BY JOE TYRRELL
NEWJERSEYNEWSROOM.COM
MOVIE REVIEW
Julie Delpy infuses her acting with intelligence and beauty, but as a writer and director she also brings the wackiness.
Her new work, “2 Days in New York,” is a companionable follow-up to “2 Days in Paris” from 2007. Once again, Delpy demonstrates her willingness to load bits of her own life into the Cuisinart and press pulse.
A mixture of sharply comic cultural and familial clashes plus warm-hearted whimsy, the new movie firmly establishes Delpy’s place in the trans-Atlantic fey community, as a sort of love child of Woody Allen and Jane Birkin. She even finds a spot for Vincent Gallo.

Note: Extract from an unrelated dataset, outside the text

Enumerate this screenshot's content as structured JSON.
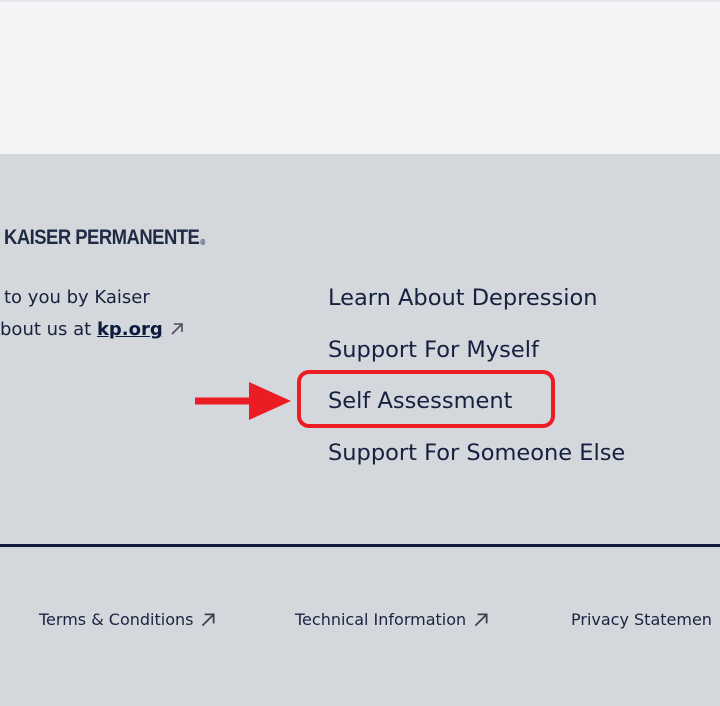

Delpy’s greatest achievement may be her ability to persuade family and friends to participate in comedies of madcap manners. While skewering those closest to her, whether their stand-ins or their actual persons, Delpy presents her own character as an impeding bullet-train wreck, going a kilometer a minute toward a self-induced smash-up.

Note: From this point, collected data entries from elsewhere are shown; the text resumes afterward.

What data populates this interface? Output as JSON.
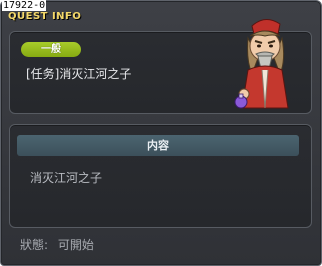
{
  "quest_id": "17922-0",
  "window_title": "QUEST INFO",
  "category": "一般",
  "quest_name": "[任务]消灭江河之子",
  "content_header": "内容",
  "content_text": "消灭江河之子",
  "status": {
    "label": "狀態:",
    "value": "可開始"
  },
  "colors": {
    "window_bg": "#36383d",
    "title": "#f4d86a",
    "category_tag": "#96bb1c",
    "content_header": "#44606c"
  }
}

In the first movie, Delpy introduced Marion, a French photographer making a brief stopover in Paris to present her American boyfriend to her parents. Marion’s charming but batty parents were played by Delpy’s own parents, Marie Pillet and Albert Delpy.
For Marion’s boyfriend, Jack, Delpy recruited one of her exes, Adam Goldberg. He was generous enough to play Jack as the sort of asshole American who goes to another country without knowing a word of the language and is miffed when the locals keep speaking it. He's the sort of idiot boyfriend who visits his girl’s hometown and gets pissed when she runs into old lovers.
This time around, Jack is somewhere in the city but literally out of the picture. Marion is raising their 3-year-old son Lulu (Owen Shipman) with Mingus, nicely played by Chris Rock in real-person form. The host of a radio show and a contributor to the Village Voice, Mingus does get off the occasional one-liner to remind us of Rock’s day job.
“If you find someone who will do a funny show about Haiti, then go ahead and hire them because I’m not the guy,” he says during one phone conversation.
Rock is less successful riffing with a cardboard cut-out of Barack Obama, in which he comes across more as a star-struck fan than a sharp political observer.
Mingus also has a young daughter, Willow (Talen Riley) from one of his failed marriages, and he is worried because Marion’s family is about to invade their very small piece of lower Manhattan turf. Mingus and Marion share the kind of narrow, exposed-brick apartment suitable for urbanites in love, provided they get out a lot.
Unfortunately, Pillet died in 2009, which Delpy makes gentle use of in launching the new tale. But Albert Delpy returns as Marion’s pungent but twinkly dad Jeannot. So does Delpy’s friend Alexia Landeau, reprising her role as Marion’s sister Rose.